A quick online search will reveal more muscle building workouts than you could possibly try in a lifetime. How can you be sure you are using a program that really works?
There are no perfect muscle building workouts that work for everyone, but there are a lot of well constructed regimens that have been designed by experienced coaches and trainers based on their experience working with hundreds of clients and athletes. I cannot tell you which of these will work best for you, because that mostly depends on, well…you.
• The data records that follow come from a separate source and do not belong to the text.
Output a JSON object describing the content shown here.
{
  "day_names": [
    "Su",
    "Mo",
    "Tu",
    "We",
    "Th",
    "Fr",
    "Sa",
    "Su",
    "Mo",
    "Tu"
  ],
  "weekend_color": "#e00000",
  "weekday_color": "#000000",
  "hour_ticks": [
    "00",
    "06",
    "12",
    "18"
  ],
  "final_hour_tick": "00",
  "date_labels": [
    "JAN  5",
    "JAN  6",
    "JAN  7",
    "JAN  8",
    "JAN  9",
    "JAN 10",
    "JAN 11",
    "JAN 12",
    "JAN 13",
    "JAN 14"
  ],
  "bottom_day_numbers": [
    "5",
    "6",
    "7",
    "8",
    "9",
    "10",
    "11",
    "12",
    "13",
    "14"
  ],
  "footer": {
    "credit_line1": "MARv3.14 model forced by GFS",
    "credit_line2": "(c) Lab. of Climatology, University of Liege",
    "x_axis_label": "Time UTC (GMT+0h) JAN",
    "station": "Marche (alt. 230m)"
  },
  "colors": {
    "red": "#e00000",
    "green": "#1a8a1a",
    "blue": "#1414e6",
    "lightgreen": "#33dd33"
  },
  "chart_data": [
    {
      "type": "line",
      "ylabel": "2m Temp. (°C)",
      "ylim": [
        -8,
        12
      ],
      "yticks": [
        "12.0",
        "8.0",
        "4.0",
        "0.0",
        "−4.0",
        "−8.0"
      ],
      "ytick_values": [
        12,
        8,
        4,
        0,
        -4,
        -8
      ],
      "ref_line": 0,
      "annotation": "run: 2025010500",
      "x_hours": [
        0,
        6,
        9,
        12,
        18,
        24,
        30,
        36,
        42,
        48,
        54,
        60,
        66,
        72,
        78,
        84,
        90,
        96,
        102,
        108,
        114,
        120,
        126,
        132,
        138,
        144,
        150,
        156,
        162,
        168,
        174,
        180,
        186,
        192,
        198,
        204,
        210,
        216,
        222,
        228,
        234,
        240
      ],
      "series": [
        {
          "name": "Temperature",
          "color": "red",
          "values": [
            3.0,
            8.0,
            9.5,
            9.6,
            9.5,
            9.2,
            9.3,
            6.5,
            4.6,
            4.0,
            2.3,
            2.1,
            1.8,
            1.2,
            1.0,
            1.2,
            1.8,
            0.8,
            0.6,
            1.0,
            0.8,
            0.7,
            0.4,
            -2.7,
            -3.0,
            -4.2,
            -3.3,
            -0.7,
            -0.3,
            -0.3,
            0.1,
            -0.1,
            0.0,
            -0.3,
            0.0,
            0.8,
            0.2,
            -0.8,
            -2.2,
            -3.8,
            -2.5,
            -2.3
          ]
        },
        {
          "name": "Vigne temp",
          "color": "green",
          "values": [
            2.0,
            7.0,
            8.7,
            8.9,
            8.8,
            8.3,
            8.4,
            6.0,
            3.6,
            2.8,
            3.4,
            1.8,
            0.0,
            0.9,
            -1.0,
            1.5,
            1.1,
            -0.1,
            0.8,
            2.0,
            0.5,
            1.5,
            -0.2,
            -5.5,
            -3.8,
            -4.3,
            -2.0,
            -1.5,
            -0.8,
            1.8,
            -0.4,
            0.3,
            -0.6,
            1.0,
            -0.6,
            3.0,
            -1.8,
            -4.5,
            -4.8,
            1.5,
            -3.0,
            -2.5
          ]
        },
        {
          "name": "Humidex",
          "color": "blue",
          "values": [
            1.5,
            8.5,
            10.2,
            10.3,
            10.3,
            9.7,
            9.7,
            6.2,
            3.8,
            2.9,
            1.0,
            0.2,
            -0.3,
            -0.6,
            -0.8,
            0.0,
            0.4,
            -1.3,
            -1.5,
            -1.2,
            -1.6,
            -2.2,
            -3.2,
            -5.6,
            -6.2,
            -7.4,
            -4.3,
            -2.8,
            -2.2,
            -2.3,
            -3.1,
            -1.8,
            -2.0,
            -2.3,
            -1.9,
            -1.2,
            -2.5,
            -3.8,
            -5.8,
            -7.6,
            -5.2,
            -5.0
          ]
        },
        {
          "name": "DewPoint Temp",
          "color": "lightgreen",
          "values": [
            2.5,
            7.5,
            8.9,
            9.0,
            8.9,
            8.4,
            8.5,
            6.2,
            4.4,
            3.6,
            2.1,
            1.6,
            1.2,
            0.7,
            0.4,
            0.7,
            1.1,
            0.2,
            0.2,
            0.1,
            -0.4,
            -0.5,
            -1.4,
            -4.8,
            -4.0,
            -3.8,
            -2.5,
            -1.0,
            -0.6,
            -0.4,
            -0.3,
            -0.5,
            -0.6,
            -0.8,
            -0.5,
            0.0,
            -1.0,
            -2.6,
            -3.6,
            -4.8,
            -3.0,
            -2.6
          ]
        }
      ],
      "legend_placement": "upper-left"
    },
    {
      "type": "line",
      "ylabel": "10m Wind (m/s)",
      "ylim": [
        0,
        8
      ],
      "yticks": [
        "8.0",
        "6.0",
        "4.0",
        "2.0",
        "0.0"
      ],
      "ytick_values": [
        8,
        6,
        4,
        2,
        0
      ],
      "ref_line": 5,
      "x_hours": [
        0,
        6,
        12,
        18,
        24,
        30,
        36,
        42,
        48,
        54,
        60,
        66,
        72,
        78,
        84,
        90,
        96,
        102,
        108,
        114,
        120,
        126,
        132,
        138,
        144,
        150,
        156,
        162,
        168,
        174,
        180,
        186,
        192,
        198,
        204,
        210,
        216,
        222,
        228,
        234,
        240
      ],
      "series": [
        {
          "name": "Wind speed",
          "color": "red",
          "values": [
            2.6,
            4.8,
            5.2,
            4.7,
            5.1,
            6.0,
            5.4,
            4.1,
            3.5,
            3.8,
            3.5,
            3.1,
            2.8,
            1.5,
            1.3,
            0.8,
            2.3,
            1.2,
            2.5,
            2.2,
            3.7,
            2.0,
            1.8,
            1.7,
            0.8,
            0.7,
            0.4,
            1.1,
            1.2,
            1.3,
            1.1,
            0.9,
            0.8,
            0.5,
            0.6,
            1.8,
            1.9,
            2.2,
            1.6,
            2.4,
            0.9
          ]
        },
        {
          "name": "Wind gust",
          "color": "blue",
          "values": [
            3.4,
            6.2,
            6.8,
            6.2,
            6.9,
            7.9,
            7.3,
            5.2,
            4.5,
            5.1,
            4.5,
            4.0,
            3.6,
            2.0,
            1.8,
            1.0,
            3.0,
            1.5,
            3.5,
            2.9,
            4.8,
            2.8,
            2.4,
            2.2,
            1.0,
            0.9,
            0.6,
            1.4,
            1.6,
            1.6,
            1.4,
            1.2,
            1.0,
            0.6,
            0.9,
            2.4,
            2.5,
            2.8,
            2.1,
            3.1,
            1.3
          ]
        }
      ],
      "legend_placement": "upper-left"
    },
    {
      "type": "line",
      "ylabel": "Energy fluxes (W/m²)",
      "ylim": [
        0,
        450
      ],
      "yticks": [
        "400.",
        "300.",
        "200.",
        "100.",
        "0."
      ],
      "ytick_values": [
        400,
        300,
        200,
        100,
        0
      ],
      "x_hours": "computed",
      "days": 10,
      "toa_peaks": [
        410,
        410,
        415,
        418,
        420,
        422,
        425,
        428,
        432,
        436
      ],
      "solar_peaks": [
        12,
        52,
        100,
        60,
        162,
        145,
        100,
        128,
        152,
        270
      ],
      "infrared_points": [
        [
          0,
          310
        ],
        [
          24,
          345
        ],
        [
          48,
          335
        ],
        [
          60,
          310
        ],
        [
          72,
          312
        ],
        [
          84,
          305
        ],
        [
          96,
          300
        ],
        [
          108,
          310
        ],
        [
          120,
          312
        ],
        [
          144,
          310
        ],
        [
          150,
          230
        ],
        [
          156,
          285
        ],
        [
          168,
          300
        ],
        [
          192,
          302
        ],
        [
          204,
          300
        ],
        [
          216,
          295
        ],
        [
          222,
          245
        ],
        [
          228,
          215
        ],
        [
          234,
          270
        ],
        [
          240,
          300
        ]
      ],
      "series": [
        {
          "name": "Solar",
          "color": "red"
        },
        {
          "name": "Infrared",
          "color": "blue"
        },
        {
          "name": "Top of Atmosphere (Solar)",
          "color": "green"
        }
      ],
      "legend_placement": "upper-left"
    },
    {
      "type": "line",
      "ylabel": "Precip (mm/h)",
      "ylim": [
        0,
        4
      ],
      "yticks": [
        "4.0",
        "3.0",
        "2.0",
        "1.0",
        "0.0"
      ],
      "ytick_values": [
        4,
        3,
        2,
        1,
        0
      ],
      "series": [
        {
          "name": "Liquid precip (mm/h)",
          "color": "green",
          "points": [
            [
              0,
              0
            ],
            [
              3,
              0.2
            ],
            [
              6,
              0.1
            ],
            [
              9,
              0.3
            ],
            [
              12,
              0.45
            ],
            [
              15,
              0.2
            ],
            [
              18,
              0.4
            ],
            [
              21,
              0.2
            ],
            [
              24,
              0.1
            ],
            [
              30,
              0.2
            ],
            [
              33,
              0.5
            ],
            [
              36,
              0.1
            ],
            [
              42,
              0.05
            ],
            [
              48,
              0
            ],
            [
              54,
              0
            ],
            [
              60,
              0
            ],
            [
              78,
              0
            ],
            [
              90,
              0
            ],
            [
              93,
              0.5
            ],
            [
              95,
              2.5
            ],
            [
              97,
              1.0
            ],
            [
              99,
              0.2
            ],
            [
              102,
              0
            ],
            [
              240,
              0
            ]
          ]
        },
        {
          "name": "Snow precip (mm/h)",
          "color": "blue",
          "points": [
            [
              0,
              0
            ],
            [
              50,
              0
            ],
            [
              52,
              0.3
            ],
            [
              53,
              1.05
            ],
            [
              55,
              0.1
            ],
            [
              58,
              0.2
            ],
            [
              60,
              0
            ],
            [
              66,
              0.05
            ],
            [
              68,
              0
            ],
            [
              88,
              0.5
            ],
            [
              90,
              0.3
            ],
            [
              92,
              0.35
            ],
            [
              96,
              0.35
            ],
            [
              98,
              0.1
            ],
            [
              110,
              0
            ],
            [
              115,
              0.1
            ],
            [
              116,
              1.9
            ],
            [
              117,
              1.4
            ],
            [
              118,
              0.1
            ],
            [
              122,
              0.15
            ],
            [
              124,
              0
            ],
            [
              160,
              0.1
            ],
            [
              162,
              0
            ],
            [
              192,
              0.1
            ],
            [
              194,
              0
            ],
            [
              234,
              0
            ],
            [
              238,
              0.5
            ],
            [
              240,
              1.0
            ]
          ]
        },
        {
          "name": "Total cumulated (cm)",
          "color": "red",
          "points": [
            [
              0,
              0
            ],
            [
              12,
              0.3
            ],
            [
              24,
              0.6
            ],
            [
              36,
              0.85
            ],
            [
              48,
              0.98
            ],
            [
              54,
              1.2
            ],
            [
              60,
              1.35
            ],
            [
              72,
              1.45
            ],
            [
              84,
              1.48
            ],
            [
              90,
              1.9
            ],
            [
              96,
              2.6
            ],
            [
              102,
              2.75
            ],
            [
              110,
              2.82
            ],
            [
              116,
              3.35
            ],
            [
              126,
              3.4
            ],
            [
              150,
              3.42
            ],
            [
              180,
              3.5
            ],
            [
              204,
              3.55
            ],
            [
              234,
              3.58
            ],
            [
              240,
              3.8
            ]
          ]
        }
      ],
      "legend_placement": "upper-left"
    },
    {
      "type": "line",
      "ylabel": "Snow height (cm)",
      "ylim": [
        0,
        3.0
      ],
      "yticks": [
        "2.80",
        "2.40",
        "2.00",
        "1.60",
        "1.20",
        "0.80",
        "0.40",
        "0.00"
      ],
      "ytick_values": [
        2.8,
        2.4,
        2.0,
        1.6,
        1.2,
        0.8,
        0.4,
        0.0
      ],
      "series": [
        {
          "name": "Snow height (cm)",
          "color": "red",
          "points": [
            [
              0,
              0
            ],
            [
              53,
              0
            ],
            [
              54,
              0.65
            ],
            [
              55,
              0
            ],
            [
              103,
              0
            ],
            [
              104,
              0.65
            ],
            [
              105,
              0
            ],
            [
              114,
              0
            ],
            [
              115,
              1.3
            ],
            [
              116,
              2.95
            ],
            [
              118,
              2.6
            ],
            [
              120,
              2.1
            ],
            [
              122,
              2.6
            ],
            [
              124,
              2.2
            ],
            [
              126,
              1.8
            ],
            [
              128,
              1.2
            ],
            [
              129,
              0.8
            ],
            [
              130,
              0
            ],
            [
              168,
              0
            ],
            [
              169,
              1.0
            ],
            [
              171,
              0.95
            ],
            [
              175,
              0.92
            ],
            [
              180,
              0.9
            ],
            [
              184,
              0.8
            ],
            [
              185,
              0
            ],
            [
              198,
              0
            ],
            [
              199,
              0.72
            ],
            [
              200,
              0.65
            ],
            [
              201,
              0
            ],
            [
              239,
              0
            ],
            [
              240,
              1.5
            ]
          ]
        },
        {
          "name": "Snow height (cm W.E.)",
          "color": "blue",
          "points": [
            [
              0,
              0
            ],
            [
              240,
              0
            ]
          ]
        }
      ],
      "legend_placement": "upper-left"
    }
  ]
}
My Favorite Muscle Building Workouts
What I can do is share two of my favorite routines. I have used these with many clients as well as myself, and they have consistently provided great results for most of those who have used them.
The 5X5 Method
The 5X5 is my favorite workout mostly because it has worked better for me than any other plan I have tried. It involves performing 5 sets of 5 repetitions per exercise. You will pick two compound exercises per muscle group, and you will train each muscle group two times per week. One the first day you will perform the first exercise, and next time you train that muscle group 3 days later you will perform the second. I will give an example week below for chest training.
Monday: Flat Barbell Bench Press- 5 sets of 5 repetitions with your 7 repetition maximum
Thursday: Incline Dumbbell Press- 5 sets of 5 repetitions with your 7 repetition maximum
By the time you reach your fifth set it will be quite challenging to complete your five repetitions. This workout is great because it increases strength in addition to building muscle.
This is another one of my favorite muscle building workouts that I have had great success with. HIT stands for high intensity training and this method is definitely intense. With this method you will you will also pick two compound exercises per muscle group, and train each muscle group twice per week. You will perform three sets to failure, each in a different repetition range. Below is an example for chest training.
Monday: Flat Barbell Bench Press- 1 set of 5-7 repetitions done to failure, 1 set of 10-12 repetitions done to failure, and 1 set of 15-18 repetitions done to failure.
Thursday: Incline Dumbbell Press- 1 set of 5-7 repetitions done to failure, 1 set of 10-12 repetitions done to failure, and 1 set of 15-18 repetitions done to failure.
This method pushes your muscles to the max by forcing you to go to failure in three different repetition ranges. This thoroughly trains all of the different muscle fiber types in the muscles, and provides excellent results.
Do Not Forget to Eat
These are fantastic workouts but if you do not eat to grow they will not be effective. Make sure you are eating a balanced diet containing:
- High quality protein (1.5-2 grams per pound of bodyweight daily)
- Healthy fats like avocado, olive oil, salmon, almond butter and coconut
- Quality carbohydrates like oatmeal, brown rice, bananas, and berries
Shoot for a calorie surplus of 500-1,000 calories per day for best results.